En outre, les partis politiques n’existant officiellement pas en Iran, les élus se regroupent autour de factions, de groupes et de tendances diverses. C’est ainsi que, durant les campagnes électorales, les candidats se rassemblent autour d’une même liste, ou peuvent figurer simultanément sur plusieurs, suivant leurs intérêts et les jeux d’alliances en cours. Tandis que d’autres choisissent de rester indépendants.
Enfin, une caractéristique des campagnes électorales en Iran, est leur très courte durée : s’étalant, pour l’élection de la dixième législature du Majles, du 18 février au 25 février 2016, elles n’offrent aux que peu de temps de campagne aux candidats inconnus. Doublée d’un nombre important de candidats, les élections législatives connaissent, en général, un taux de participation moindre que les élections présidentielles. Les listes sont tirées par une figure populaire.
4. La montée vers les élections et la campagne électorale
Fin 2015, fort de ses succès diplomatiques, le Président Rohani place ses espoirs dans l’élection d’un Majles plus ouvert à la coopération qu’à l’hostilité à son égard, ainsi que de son gouvernement.

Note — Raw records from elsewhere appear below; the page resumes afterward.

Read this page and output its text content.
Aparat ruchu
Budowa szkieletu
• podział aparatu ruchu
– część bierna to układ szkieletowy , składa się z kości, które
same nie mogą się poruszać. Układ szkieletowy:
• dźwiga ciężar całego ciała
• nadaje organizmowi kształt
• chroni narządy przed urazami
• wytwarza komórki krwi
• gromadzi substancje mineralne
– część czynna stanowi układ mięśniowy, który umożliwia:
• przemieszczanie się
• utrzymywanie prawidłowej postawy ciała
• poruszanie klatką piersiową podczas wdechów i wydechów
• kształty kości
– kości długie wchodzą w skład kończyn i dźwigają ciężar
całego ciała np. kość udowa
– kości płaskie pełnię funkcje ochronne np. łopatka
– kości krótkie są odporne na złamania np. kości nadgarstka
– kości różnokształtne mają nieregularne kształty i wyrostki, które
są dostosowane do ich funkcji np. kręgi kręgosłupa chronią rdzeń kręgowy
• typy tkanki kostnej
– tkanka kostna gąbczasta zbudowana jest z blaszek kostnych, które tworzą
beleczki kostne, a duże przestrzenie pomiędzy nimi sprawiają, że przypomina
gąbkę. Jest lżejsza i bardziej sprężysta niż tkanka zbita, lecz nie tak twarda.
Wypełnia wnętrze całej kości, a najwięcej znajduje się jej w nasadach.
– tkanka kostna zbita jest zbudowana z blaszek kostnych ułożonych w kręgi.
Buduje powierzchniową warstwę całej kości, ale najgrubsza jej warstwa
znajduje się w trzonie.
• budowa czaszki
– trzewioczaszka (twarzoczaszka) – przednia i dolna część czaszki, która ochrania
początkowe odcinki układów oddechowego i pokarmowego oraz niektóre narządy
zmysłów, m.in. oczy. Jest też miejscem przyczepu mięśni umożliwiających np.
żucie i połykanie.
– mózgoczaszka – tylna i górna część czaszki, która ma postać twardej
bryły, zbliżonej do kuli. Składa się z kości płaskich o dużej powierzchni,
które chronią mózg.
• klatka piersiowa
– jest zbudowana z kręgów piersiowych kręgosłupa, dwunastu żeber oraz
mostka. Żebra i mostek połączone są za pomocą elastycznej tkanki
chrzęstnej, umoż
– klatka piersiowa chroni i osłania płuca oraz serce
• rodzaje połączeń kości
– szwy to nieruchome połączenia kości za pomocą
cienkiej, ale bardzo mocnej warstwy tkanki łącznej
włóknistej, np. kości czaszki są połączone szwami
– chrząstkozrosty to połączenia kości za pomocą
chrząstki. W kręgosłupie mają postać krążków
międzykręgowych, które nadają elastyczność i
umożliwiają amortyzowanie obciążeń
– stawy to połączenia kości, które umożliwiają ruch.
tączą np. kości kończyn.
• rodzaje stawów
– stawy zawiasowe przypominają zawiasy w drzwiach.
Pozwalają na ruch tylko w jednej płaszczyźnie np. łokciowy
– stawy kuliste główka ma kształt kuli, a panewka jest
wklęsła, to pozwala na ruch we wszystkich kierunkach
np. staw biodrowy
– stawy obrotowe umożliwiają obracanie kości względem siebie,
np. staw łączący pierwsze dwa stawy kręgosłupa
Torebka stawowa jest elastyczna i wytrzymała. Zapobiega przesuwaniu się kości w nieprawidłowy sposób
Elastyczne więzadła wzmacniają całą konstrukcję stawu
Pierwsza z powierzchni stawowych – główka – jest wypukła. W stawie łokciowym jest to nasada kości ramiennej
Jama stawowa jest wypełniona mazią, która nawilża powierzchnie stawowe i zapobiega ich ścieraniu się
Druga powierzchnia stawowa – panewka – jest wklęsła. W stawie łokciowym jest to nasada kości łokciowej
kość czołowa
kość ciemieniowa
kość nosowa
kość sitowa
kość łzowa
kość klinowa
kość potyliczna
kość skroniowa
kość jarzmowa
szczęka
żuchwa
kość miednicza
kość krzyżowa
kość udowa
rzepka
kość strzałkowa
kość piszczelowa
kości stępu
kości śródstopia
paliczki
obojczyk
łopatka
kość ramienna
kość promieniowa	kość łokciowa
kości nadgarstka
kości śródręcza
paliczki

4.1. Le dépôt et la sélection des candidatures
L’ouverture, le 19 décembre 2015, des inscriptions à la candidature pour le Majles donne le coup d’envoi du processus électoral. Le nombre de candidatures déposées atteint rapidement un chiffre important, à savoir celui de 12.123 candidats, soit près du double que pour les élections de 2012. Ce nombre élevé s’explique par la volonté des modérés et des réformateurs de participer aux élections, dans la suite de l’arrivée au pouvoir d’Hassan Rohani. Les appels au dépôts de candidatures ont en effet été répétés à plusieurs reprises par les modérés, à la différence des précédentes législatives. De ces douze mille candidatures, le Conseil des gardiens n’en validera que 6.229, parmi lesquelles 586 femmes sont autorisées à concourir. Certaines circonscriptions émergent de par leur importance, et le nombre de leurs candidats. Téhéran en est la plus emblématique. 1121 candidats sont autorisés à se présenter au corps électoral, sur un total de 30 sièges à pourvoir.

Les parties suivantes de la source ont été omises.